= Deryck Goodwin =

Deryck William Goodwin (28 September 1927 – 12 March 1997) was an English physicist, particularly researching into lasers. In later years he was an Anglican priest.

==Life==
He was born in Lincoln, and was educated at Lincoln School. He studied at the University of Birmingham, where after graduating he completed a PhD.

At the Royal Radar Establishment in Malvern, he investigated indium antimonide as an infrared detector; he built a ruby laser, thought to be the first ruby laser to operate in Britain, and investigated the spectroscopy of possible laser materials.

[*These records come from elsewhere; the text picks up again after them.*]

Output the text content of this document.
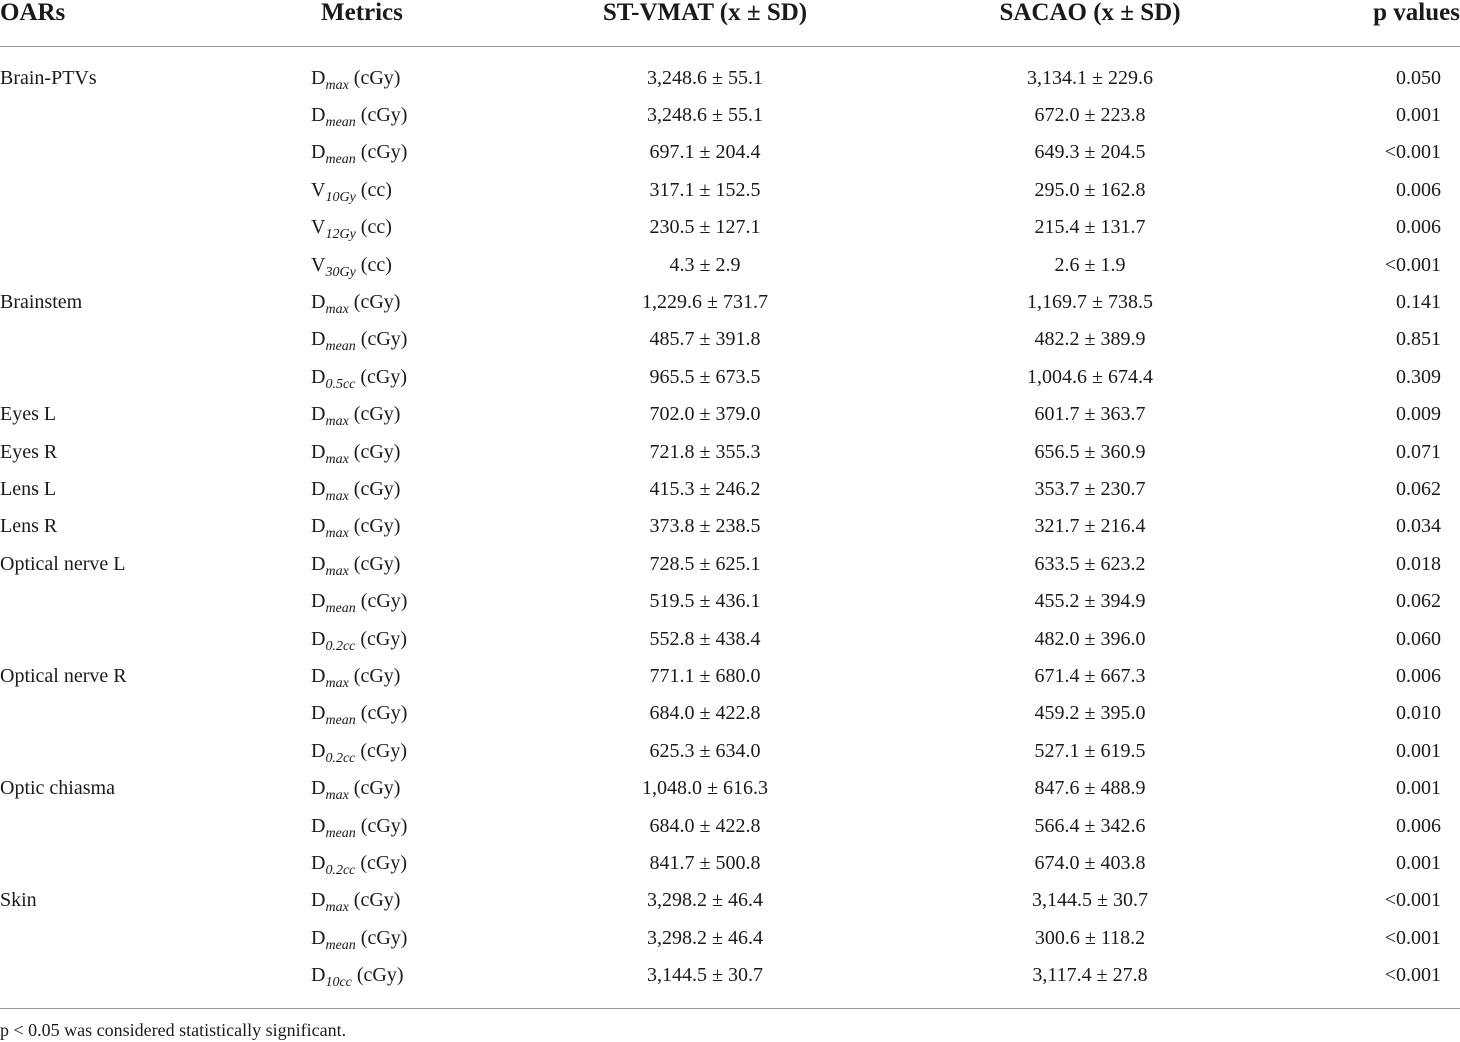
OARs	Metrics	ST-VMAT (x ± SD)	SACAO (x ± SD)	p values
Brain-PTVs	$D_{max}$ (cGy)	3,248.6 ± 55.1	3,134.1 ± 229.6	0.050
	$D_{mean}$ (cGy)	3,248.6 ± 55.1	672.0 ± 223.8	0.001
	$D_{mean}$ (cGy)	697.1 ± 204.4	649.3 ± 204.5	<0.001
	$V_{10Gy}$ (cc)	317.1 ± 152.5	295.0 ± 162.8	0.006
	$V_{12Gy}$ (cc)	230.5 ± 127.1	215.4 ± 131.7	0.006
	$V_{30Gy}$ (cc)	4.3 ± 2.9	2.6 ± 1.9	<0.001
Brainstem	$D_{max}$ (cGy)	1,229.6 ± 731.7	1,169.7 ± 738.5	0.141
	$D_{mean}$ (cGy)	485.7 ± 391.8	482.2 ± 389.9	0.851
	$D_{0.5cc}$ (cGy)	965.5 ± 673.5	1,004.6 ± 674.4	0.309
Eyes L	$D_{max}$ (cGy)	702.0 ± 379.0	601.7 ± 363.7	0.009
Eyes R	$D_{max}$ (cGy)	721.8 ± 355.3	656.5 ± 360.9	0.071
Lens L	$D_{max}$ (cGy)	415.3 ± 246.2	353.7 ± 230.7	0.062
Lens R	$D_{max}$ (cGy)	373.8 ± 238.5	321.7 ± 216.4	0.034
Optical nerve L	$D_{max}$ (cGy)	728.5 ± 625.1	633.5 ± 623.2	0.018
	$D_{mean}$ (cGy)	519.5 ± 436.1	455.2 ± 394.9	0.062
	$D_{0.2cc}$ (cGy)	552.8 ± 438.4	482.0 ± 396.0	0.060
Optical nerve R	$D_{max}$ (cGy)	771.1 ± 680.0	671.4 ± 667.3	0.006
	$D_{mean}$ (cGy)	684.0 ± 422.8	459.2 ± 395.0	0.010
	$D_{0.2cc}$ (cGy)	625.3 ± 634.0	527.1 ± 619.5	0.001
Optic chiasma	$D_{max}$ (cGy)	1,048.0 ± 616.3	847.6 ± 488.9	0.001
	$D_{mean}$ (cGy)	684.0 ± 422.8	566.4 ± 342.6	0.006
	$D_{0.2cc}$ (cGy)	841.7 ± 500.8	674.0 ± 403.8	0.001
Skin	$D_{max}$ (cGy)	3,298.2 ± 46.4	3,144.5 ± 30.7	<0.001
	$D_{mean}$ (cGy)	3,298.2 ± 46.4	300.6 ± 118.2	<0.001
	$D_{10cc}$ (cGy)	3,144.5 ± 30.7	3,117.4 ± 27.8	<0.001
p < 0.05 was considered statistically significant.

He joined the academic staff of the University of York soon after its establishment, and helped to set up the undergraduate and postgraduate programmes in physics. He continued his research into lasers, investigating materials for lasers, and possible applications. He wrote articles in newspapers and magazines about laser technology and its importance outside scientific research.

Goodwin was ordained as an Anglican priest in 1978, and for nine years was a non-stipendiary curate at Elvington, near York. He retired from the university in 1986, and became vicar of Burton Pidsea, near Hull. He was afterwards rector of Middleton with Newton, Levisham and Lockton in North Yorkshire, until retirement in 1994.

He advised about the lighting of churches, and set up Goodwin Lighting, a voluntary consultancy. The service, initially in the Diocese of York, spread beyond the region and included Lincoln Cathedral, Westminster Abbey and Fountains Abbey.

Goodwin died of cancer in 1997, aged 69. His wife Joyce née Lumley, whom he married in 1988, died in 2013.